The biographies of the Yuanshi (History of the Yuan Dynasty), compiled 1368-70, present a large selection of model lives as records of Mongol-era East Asia. These vivid narratives provide both records of Chinggisid rule and meditations on virtuous conduct, contrasting idealised subjects against secondary characters portrayed at best neutrally and often in terms of transgression and condemnation. Comparing these biographies against related funerary inscriptions and the cut-and-paste 1329 biographical collection Guochao mingchen shilüe reveals the mechanisms of this textual othering (and vivid storytelling) and offers insights into the art of condemnation and distancing as practiced in the Sinophone historiographical bureaucracy.

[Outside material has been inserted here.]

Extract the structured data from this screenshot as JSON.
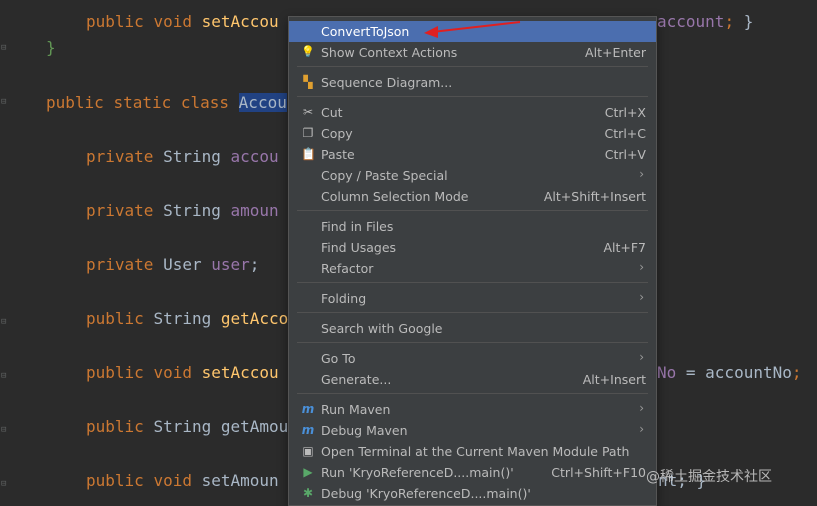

Our study is based on the figure of D. Afonso I, Duke of Bragança, born in the 14th century. The aim of this article is to analyse a character of Portugal's history that doesn’t belong to the 'Ínclita Geração' but that tried to claim a main role in the Portuguese court of the 15th century. This is the 'other' son of John I, and despite being illegitimate, he would not fail to participate actively in key points of the kingdom. Throughout these pages, we will describe the life of the Duke, evaluating the most important moments of his political life.